Tras muchos años evitándolas, visité Nápoles y probé una margherita maravillosa en la Antica Pizzeria da Michele, un local atiborrado de parroquianos y turistas. En un bocado pasé de descreído a devoto: aquello, y no lo otro, era pizza.

De regreso a casa, quise hacerlas igual en mi cocina y aprendí que era cuestión de temperaturas altas y masas muy hidratadas.

Si horneas a 400º, la masa se cuece muy rápido, crece mucho y no da tiempo a que los ingredientes se resequen. Pero llegar a esas temperaturas en tu casa es imposible —a no ser que tengas un horno Alfa Pizza—, aunque con la plancha Celsius conseguimos pizzas en unos muy decentes 4 ó 5 minutos.

La harina, aunque no es tan crítica, también ayuda, como comprobé al hacer pizza con harina panadera tras haberme quedado sin la harina especial para pizzas. Para comprender bien la diferencia, a los pocos días probé con los dos tipos al mismo tiempo para poder comparar.

En ambos casos hice una mezcla al 67% de hidratación, sin amasado, con un leudado a temperatura ambiente de 8 horas y uno posterior de 72 horas en la nevera. Para hacer las bases, corté unos trozos de masa, les di forma de bola y los dejé a temperatura ambiente durante un par de horas.

La primera diferencia se nota al estirar la masa: la harina panadera apenas ofrece resistencia y puedes hacer una base finísima si tienes cuidado de que no se rompa, mientras que la harina especial para pizza absorbe mucha más agua que resulta en masas más consistentes que puedes voltear en el aire sin problemas.

Harina especial para pizza: la masa es consistente y se puede dársele una forma bonita fácilmente.
Harina especial para pizza: la masa es consistente y se le puede dar una forma bonita fácilmente.
Harina panadera: la masa es más delicada y se deforma con facilidad.

En el horno, una y otra se hacen en el mismo tiempo, pero la harina para pizza sube con muchísima más alegría. Si te fijas en la foto de la pizza de harina panadera, verás que los ojos son menores, más desparramados, y pequeños y densos en la base.

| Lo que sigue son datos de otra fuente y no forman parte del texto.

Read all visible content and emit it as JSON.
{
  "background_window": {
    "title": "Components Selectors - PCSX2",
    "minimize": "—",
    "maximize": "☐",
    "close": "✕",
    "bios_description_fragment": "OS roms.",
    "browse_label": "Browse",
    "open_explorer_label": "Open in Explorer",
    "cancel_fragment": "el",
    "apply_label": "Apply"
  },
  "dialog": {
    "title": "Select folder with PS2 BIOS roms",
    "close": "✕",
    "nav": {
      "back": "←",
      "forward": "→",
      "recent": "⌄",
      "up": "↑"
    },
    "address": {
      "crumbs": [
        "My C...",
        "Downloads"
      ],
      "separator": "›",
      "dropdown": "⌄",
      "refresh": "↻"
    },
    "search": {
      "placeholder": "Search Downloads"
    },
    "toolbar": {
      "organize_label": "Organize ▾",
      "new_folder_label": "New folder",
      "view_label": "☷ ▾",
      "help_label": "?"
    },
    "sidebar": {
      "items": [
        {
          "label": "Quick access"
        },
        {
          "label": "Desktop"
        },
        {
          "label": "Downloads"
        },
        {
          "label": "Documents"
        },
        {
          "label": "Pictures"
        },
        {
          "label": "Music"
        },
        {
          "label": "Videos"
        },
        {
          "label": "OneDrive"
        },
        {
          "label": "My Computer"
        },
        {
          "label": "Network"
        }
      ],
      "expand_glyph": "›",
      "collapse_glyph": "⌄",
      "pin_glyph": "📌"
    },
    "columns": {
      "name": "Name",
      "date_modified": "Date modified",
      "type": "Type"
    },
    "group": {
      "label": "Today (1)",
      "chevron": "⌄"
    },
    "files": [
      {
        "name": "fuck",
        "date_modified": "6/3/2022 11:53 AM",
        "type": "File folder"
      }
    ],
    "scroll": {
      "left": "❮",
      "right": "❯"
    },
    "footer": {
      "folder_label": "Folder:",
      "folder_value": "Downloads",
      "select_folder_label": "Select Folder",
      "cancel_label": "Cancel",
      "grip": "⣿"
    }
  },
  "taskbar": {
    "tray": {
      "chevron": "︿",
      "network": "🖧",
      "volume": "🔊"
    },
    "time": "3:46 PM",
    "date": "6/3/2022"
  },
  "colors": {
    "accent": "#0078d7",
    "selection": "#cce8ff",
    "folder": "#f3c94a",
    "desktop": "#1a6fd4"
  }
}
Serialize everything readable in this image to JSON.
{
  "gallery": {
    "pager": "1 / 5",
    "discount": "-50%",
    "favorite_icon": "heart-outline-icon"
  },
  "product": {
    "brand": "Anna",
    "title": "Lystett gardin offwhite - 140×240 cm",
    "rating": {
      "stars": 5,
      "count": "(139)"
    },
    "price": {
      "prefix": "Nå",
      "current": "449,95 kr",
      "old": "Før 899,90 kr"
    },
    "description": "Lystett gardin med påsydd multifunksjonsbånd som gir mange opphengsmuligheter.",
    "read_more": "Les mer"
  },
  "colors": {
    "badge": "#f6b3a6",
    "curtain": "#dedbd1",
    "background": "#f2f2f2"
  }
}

Con la harina especial para pizza, las burbujas de aire crecen desde la base, formando el clásico borde abombado de la pizza napolitana. Es una masa más ligera porque para el mismo volumen de pizza, hay menos harina y más aire.

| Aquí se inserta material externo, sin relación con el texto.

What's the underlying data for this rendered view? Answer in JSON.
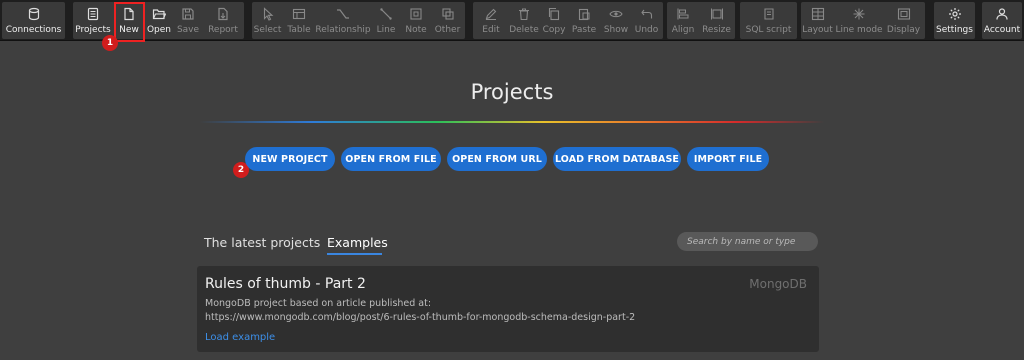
{
  "toolbar": {
    "connections": "Connections",
    "projects": "Projects",
    "new": "New",
    "open": "Open",
    "save": "Save",
    "report": "Report",
    "select": "Select",
    "table": "Table",
    "relationship": "Relationship",
    "line": "Line",
    "note": "Note",
    "other": "Other",
    "edit": "Edit",
    "delete": "Delete",
    "copy": "Copy",
    "paste": "Paste",
    "show": "Show",
    "undo": "Undo",
    "align": "Align",
    "resize": "Resize",
    "sql_script": "SQL script",
    "layout": "Layout",
    "line_mode": "Line mode",
    "display": "Display",
    "settings": "Settings",
    "account": "Account"
  },
  "markers": {
    "one": "1",
    "two": "2"
  },
  "main": {
    "title": "Projects",
    "buttons": {
      "new_project": "NEW PROJECT",
      "open_from_file": "OPEN FROM FILE",
      "open_from_url": "OPEN FROM URL",
      "load_from_database": "LOAD FROM DATABASE",
      "import_file": "IMPORT FILE"
    },
    "tabs": {
      "latest": "The latest projects",
      "examples": "Examples"
    },
    "search_placeholder": "Search by name or type",
    "card": {
      "title": "Rules of thumb - Part 2",
      "db": "MongoDB",
      "desc_line1": "MongoDB project based on article published at:",
      "desc_line2": "https://www.mongodb.com/blog/post/6-rules-of-thumb-for-mongodb-schema-design-part-2",
      "link": "Load example"
    }
  },
  "colors": {
    "accent": "#1f6fd1",
    "link": "#3d8fe8",
    "marker": "#d11d1d",
    "toolbar_bg": "#1e1e1e",
    "page_bg": "#3f3f3f"
  }
}
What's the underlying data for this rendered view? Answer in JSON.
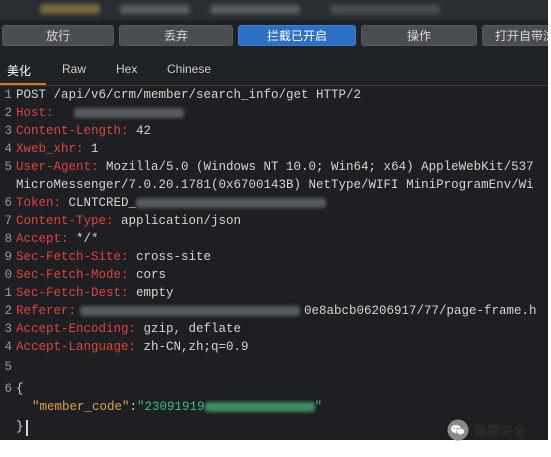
{
  "toolbar": {
    "buttons": [
      {
        "label": "放行"
      },
      {
        "label": "丢弃"
      },
      {
        "label": "拦截已开启"
      },
      {
        "label": "操作"
      },
      {
        "label": "打开自带浏"
      }
    ]
  },
  "tabs": [
    "美化",
    "Raw",
    "Hex",
    "Chinese"
  ],
  "lines": [
    {
      "n": "1",
      "text": "POST /api/v6/crm/member/search_info/get HTTP/2"
    },
    {
      "n": "2",
      "key": "Host:",
      "value": ""
    },
    {
      "n": "3",
      "key": "Content-Length:",
      "value": " 42"
    },
    {
      "n": "4",
      "key": "Xweb_xhr:",
      "value": " 1"
    },
    {
      "n": "5",
      "key": "User-Agent:",
      "value": " Mozilla/5.0 (Windows NT 10.0; Win64; x64) AppleWebKit/537"
    },
    {
      "n": "",
      "text": "MicroMessenger/7.0.20.1781(0x6700143B) NetType/WIFI MiniProgramEnv/Wi"
    },
    {
      "n": "6",
      "key": "Token:",
      "value": " CLNTCRED_"
    },
    {
      "n": "7",
      "key": "Content-Type:",
      "value": " application/json"
    },
    {
      "n": "8",
      "key": "Accept:",
      "value": " */*"
    },
    {
      "n": "9",
      "key": "Sec-Fetch-Site:",
      "value": " cross-site"
    },
    {
      "n": "0",
      "key": "Sec-Fetch-Mode:",
      "value": " cors"
    },
    {
      "n": "1",
      "key": "Sec-Fetch-Dest:",
      "value": " empty"
    },
    {
      "n": "2",
      "key": "Referer:",
      "value": "0e8abcb06206917/77/page-frame.h"
    },
    {
      "n": "3",
      "key": "Accept-Encoding:",
      "value": " gzip, deflate"
    },
    {
      "n": "4",
      "key": "Accept-Language:",
      "value": " zh-CN,zh;q=0.9"
    },
    {
      "n": "5",
      "text": ""
    },
    {
      "n": "6",
      "text": "{"
    },
    {
      "n": "",
      "key": "\"member_code\"",
      "value": "\"23091919"
    },
    {
      "n": "",
      "text": "}"
    }
  ],
  "watermark": {
    "text": "隐雾安全"
  },
  "colors": {
    "accent": "#2d6fc4",
    "header_key": "#e0443a",
    "json_key": "#e0a050",
    "json_string": "#3fbf7f"
  }
}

En los bordes podemos ver que los ojos son más pequeños y achatados.
En los bordes podemos ver que los ojos son más pequeños y achatados.
Una preciosidad de bordes, con ojos grandes que dan ligereza a la pizza.
Una preciosidad de bordes, con ojos grandes que dan ligereza a la pizza.

Ambas están muy ricas y hay muchísimas otras formas de hacer pizza. Aquí no defendemos la mejor: solo hablamos de una harina especial para pizzas que me tiene enganchado porque cuando la uso siempre me lleva a esa fabulosa ciudad caótica, monumental, alegre, ruidosa y con una cocina espectacular.